James (yes his Dad & I wanted Tiberius) will be a 3rd Generation Trekkie
Why was Sulu left stranded on a freezing planet phasering rocks to survive? Shuttle crafts were not invented until the second season. Early on there was some confusion about phasers and photon torpedoes, but it’s all OK. I began a fan as a teen and will be one until I die. I do not own a uniform, nor do I know any Klingon. I will not seek to learn Viveen. Still my opinion is not an objective review of an entertainment critic; I am a fan. The more stylish reviewers I‘ve read of Picard have included obvious errors.

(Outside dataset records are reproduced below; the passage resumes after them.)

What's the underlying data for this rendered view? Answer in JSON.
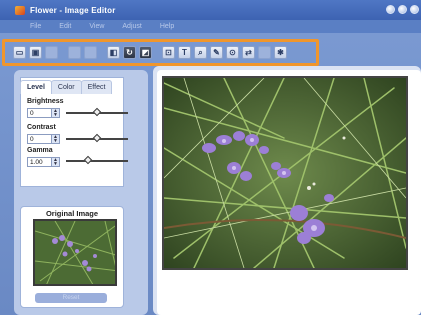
{
  "window": {
    "title": "Flower - Image Editor",
    "accent_color": "#4f77c4"
  },
  "menu": [
    "File",
    "Edit",
    "View",
    "Adjust",
    "Help"
  ],
  "toolbar": {
    "buttons": [
      {
        "icon": "open-icon",
        "state": "enabled"
      },
      {
        "icon": "save-icon",
        "state": "enabled"
      },
      {
        "icon": "undo-icon",
        "state": "disabled"
      },
      {
        "icon": "redo-icon",
        "state": "disabled"
      },
      {
        "icon": "cut-icon",
        "state": "disabled"
      },
      {
        "icon": "crop-icon",
        "state": "enabled"
      },
      {
        "icon": "rotate-icon",
        "state": "enabled"
      },
      {
        "icon": "flip-icon",
        "state": "enabled"
      },
      {
        "icon": "resize-icon",
        "state": "enabled"
      },
      {
        "icon": "text-tool-icon",
        "glyph": "T",
        "state": "enabled"
      },
      {
        "icon": "zoom-icon",
        "state": "enabled"
      },
      {
        "icon": "brush-icon",
        "state": "enabled"
      },
      {
        "icon": "redeye-icon",
        "state": "enabled"
      },
      {
        "icon": "compare-icon",
        "state": "enabled"
      },
      {
        "icon": "frame-icon",
        "state": "disabled"
      },
      {
        "icon": "settings-icon",
        "state": "enabled"
      }
    ]
  },
  "adjust_panel": {
    "tabs": [
      {
        "label": "Level",
        "active": true
      },
      {
        "label": "Color",
        "active": false
      },
      {
        "label": "Effect",
        "active": false
      }
    ],
    "controls": [
      {
        "label": "Brightness",
        "value": "0",
        "slider_fraction": 0.5
      },
      {
        "label": "Contrast",
        "value": "0",
        "slider_fraction": 0.5
      },
      {
        "label": "Gamma",
        "value": "1.00",
        "slider_fraction": 0.35
      }
    ]
  },
  "original_panel": {
    "title": "Original Image",
    "reset_label": "Reset"
  }
}
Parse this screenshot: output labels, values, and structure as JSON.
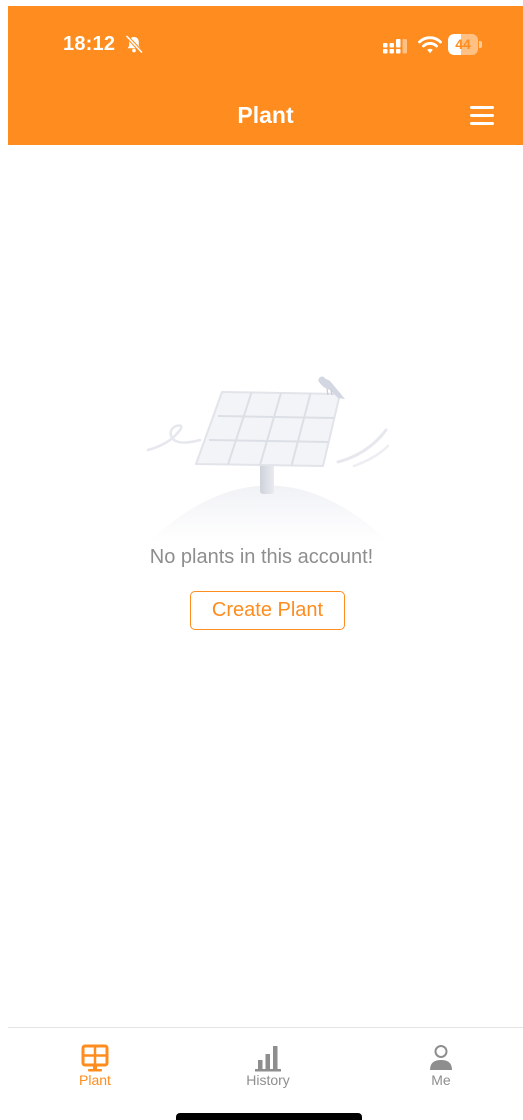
{
  "status_bar": {
    "time": "18:12",
    "battery_level": "44",
    "battery_fraction": 0.44,
    "icons": [
      "bell-slash-icon",
      "signal-icon",
      "wifi-icon",
      "battery-icon"
    ]
  },
  "header": {
    "title": "Plant",
    "menu_icon": "hamburger-menu-icon"
  },
  "empty_state": {
    "illustration": "solar-panel-with-bird-illustration",
    "message": "No plants in this account!",
    "create_button_label": "Create Plant"
  },
  "tab_bar": {
    "tabs": [
      {
        "label": "Plant",
        "icon": "solar-panel-icon",
        "active": true
      },
      {
        "label": "History",
        "icon": "bar-chart-icon",
        "active": false
      },
      {
        "label": "Me",
        "icon": "person-icon",
        "active": false
      }
    ]
  },
  "colors": {
    "accent": "#FF8C1E",
    "inactive_tab": "#8e8e8e",
    "empty_text": "#8e8e8e",
    "background": "#FFFFFF"
  }
}
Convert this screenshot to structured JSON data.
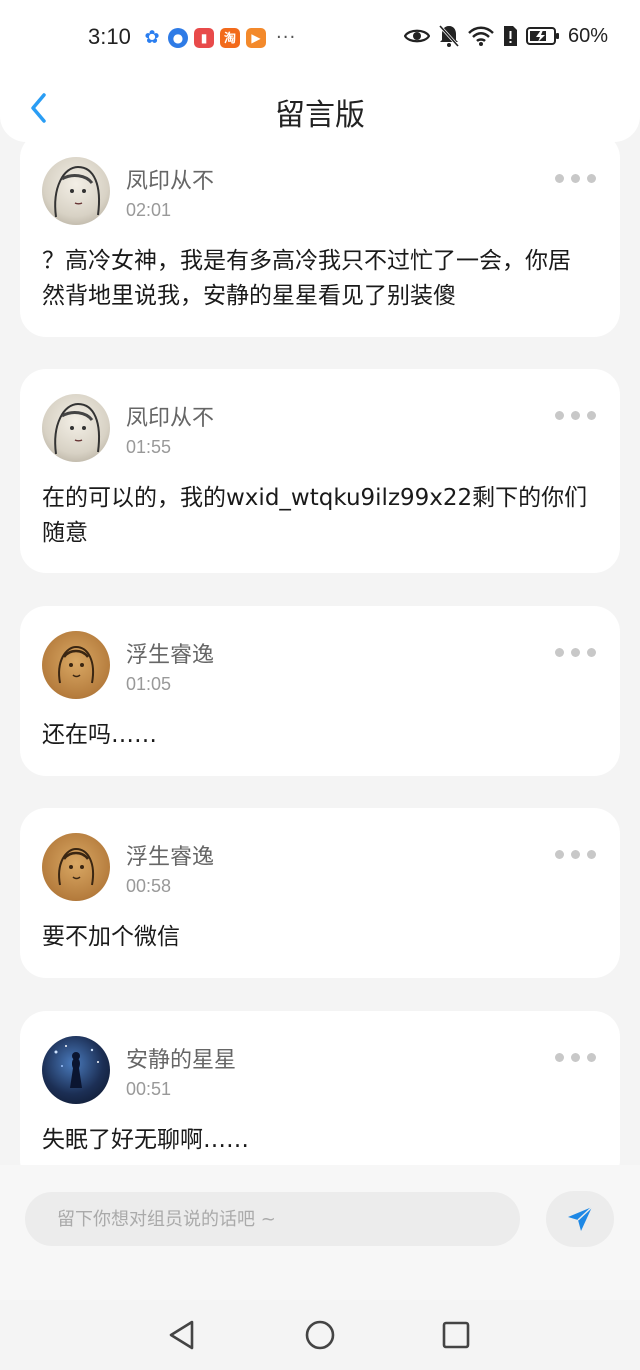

Were they not paying attention, maybe they were blinded by the special effects? Special effects that bring the wonder to our modern Trek. McCoy’s first medical tricorder was a salt shaker. Scotty can run a Mac Plus HyperCard display like no mere 20th century man, we don’t care. What makes us care? It is the story and the people we care about. The new Star Trek: Picard makes you care. It is not like that which has come before, no new Star Trek adventure ever is.